Letnią porą Thiérot, Henri (1863 - 1905)

Letnią porą

Description:
Henri Thiérot (1863-1905) was a French painter. He only created for ten years, mainly landscapes, portraits and genre scenes. He graduated from the École des Beaux-Arts and Académie Julian in Paris. He was taught by Henri Levy, Jules Lefebvre, and Henri Bramtot. He visited Belgium, Holland, and Brittany. At the end of his creative period, he became more sensitive to the light effects that appeared in nature, which he captured in his landscapes and genre scenes. He represented them with a light, calm, almost transparent texture*.

Henri Thiérot gained recognition as a painter of naked women bathing in leafy trees, surrounded by dark forests and vast meadows. Unlike Ménard’s idealistic works, the artist tends more towards “academic naturalism with a slight erotic hue”**.

Description of the painting:
The time of day in which the bath is captured is similar. Dusk is slowly approaching.
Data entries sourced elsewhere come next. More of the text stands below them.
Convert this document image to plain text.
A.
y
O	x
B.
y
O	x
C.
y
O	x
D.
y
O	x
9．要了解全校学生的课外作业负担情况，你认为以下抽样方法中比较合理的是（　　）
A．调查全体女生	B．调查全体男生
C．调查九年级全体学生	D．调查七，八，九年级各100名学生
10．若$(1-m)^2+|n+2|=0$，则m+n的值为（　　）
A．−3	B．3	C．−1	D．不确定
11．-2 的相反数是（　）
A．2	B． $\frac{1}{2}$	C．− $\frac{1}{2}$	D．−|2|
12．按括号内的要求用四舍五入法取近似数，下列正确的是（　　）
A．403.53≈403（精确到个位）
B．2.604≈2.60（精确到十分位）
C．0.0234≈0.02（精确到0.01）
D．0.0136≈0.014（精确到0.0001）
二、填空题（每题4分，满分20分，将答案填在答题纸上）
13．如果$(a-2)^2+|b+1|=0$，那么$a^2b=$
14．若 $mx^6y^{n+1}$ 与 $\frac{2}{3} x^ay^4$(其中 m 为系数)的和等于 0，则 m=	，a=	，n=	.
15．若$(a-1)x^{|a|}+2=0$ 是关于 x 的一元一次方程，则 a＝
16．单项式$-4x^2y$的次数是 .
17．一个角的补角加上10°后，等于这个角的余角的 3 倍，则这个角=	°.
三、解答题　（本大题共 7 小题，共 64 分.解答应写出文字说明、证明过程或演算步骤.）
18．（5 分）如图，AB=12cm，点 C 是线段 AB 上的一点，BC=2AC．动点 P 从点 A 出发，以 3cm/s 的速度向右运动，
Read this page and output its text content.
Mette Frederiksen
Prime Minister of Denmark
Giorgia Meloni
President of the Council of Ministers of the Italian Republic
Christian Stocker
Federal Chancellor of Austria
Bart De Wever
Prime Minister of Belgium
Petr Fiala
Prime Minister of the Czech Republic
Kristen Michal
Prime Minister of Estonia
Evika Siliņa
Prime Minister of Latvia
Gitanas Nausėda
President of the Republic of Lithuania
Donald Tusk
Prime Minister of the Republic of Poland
In the last rays of the setting sun, the woman cautiously enters the water with small, slow movements, securing herself with her outstretched arms. She is alone. The trees surrounding the water surface grow so rarely that they freely let in considerable amounts of light between their crowns. It sparkles on the brown-beige-blue surface of the water mirror. It reflects the shadows of the trees in the form of thin, single vertical lines, interrupted by a wave pattern.

Against the dominant green-olive and brown colour scheme of the painting, the artist depicted the alabaster body of a naked woman***. Compared to Ménard’s work, it was rendered with much greater fidelity to detail and anatomical correctness. Its presence seems to introduce a visual dissonance, completely captivating the viewer’s attention. Henri Thiérot is no longer a propagator of the Arcadian, symbolic landscape, but a naturalist faithfully imitating reality.